LVLM Zero-Shot Classification

Model Accuracy
GPT-4o 67.71
GPT-4.1 75.00
Gemini-2.0-Flash 75.21
Llama-3.2-11B 48.96
DeepSeek-VL2-Small 50.00

Key Findings

  • Diff-SimCLR consistently outperforms all supervised classifiers: SVC reaches 93%, surpassing SimCLR by 8.22 percentage points and DeepCluster by 25.33 percentage points.
  • LVLMs show limited performance: The best-performing Gemini-2.0-Flash achieves only 75.21%; open-source LVLMs perform near chance (~50%), indicating that the task's domain specificity exceeds the capabilities of general-purpose LVLMs.
  • VAE background reconstruction validation: A VAE trained on 206 reference images identified by spectral clustering successfully reconstructs the stellar PSF and recovers the target disk structure via subtraction.

Highlights & Insights

  • First HCI ML benchmark for exoplanetary science: Fills a critical gap for both the astronomical and ML communities; the data scale (921 PDI images + 75K exposures) is sufficient to support deep learning research.
  • Diffusion trajectories as feature priors: Leveraging intermediate denoising states of a DDPM to augment contrastive learning is a transferable idea applicable to any scientific image classification task with low annotation rates.
  • Potential to save 50% of telescope time: Automated reference-star selection eliminates the need for dedicated reference-star observations, offering substantial value for future facilities such as VLT, ELT, and HWO.

Limitations & Future Work

  • Among the 96 labeled samples, only the brightest protoplanetary disks are included; fainter debris disks may be misclassified as reference stars.
  • Non-detection in polarized intensity does not imply absence of signal in total intensity—point sources such as exoplanets themselves may be invisible in polarimetry.
  • Validation is limited to SPHERE/IRDIS data; cross-instrument generalization (GPI, CHARIS) requires further testing.
  • The choice of diffusion steps \(\Delta_t=8\) in Diff-SimCLR lacks systematic ablation.
  • vs.

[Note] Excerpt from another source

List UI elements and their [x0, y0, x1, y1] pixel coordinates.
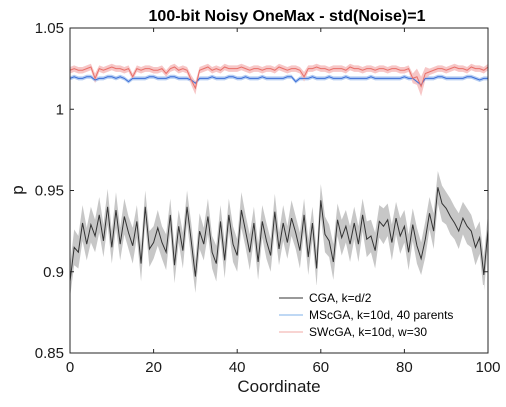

KLIP: KLIP is the standard HCI pipeline and relies on manual reference-star selection; POLARIS provides an automated alternative.
  • vs. 4S (Bonse 2025): 4S is an iterative PCA method for recovering exoplanetary signals but does not address automatic reference-star classification.
  • Broader inspiration: The paradigm of diffusion-augmented contrastive learning is applicable to other low-annotation scientific imaging domains, such as medical imaging and remote sensing.

Rating

  • Novelty: ⭐⭐⭐⭐ Novel combination of the first HCI ML benchmark and diffusion-augmented contrastive learning.
  • Experimental Thoroughness: ⭐⭐⭐⭐ Comprehensive multi-model comparison with practical VAE reconstruction validation.
  • Writing Quality: ⭐⭐⭐⭐ Cross-disciplinary narrative effectively balances astronomical and ML backgrounds.
  • Value: ⭐⭐⭐⭐⭐ Direct practical value for data-driven astronomical research and next-generation telescope facilities.